Opened in 1938, Ivar’s Acres of Clams still hugs the waterfront, though two of its fluorescent letters were out when I saw it this time. Somehow, I related. My mother, father, brother, and I used to park across the street under the Alaskan Way Viaduct, now torn down, replaced by a 6-lane surface road. Not seeing the Viaduct was somewhat disorienting to me.
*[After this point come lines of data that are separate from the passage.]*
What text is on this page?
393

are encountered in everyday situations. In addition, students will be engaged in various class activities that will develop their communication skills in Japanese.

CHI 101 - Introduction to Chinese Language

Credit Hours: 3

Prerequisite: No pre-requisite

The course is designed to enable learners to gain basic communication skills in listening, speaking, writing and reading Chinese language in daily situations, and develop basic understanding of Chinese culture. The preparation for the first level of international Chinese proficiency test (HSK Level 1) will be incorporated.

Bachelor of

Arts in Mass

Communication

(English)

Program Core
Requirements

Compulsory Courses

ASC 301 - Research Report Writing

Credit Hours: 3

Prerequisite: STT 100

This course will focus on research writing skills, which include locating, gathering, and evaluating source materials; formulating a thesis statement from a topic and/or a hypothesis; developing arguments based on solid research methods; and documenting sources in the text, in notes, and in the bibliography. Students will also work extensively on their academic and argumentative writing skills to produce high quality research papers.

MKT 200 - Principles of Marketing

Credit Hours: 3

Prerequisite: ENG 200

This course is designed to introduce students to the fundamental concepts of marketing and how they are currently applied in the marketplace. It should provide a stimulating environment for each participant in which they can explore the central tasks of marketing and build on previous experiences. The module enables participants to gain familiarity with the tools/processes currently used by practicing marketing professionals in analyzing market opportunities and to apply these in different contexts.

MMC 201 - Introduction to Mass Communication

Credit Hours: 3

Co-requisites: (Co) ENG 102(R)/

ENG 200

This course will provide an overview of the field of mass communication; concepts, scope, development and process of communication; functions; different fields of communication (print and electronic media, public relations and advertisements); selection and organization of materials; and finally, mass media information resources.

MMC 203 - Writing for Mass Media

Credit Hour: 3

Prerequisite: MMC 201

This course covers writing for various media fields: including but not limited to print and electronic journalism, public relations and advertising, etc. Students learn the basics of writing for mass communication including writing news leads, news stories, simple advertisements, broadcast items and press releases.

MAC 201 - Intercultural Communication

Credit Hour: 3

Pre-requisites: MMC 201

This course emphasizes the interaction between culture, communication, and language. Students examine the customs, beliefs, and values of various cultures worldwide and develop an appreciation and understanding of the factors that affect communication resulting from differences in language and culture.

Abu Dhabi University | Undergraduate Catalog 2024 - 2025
Smith Tower, located in the heart of downtown Pioneer Square, became Seattle’s first skyscraper in 1914 and the tallest building west of the Mississippi River until 1931. It remained the tallest building on the U.S. West Coast until the Space Needle overtook it in 1962, the year I graduated from high school. It’s now dwarfed by skyscrapers, the tallest being the 76-story Columbia Center completed in 1985, which rises 937 feet. My memory of Smith Tower towering over my birth-city is almost obliterated, insignificant in a skyline of seemingly endless glass and steel.
Going down memory lane in Seattle with my family was a cherished time for me, one that will provide hours of happy recall in the days and years to come. Nevertheless, of one thing I am certain. Each member of the family will remember it differently, each bringing to their experience all the nuances of their emotions, tactile encounters, visual intakes, meals eaten, sounds heard, thoughts pondered. Later, as together we recall our trip, what only matters are our responses to each other and to life each sunrise moment.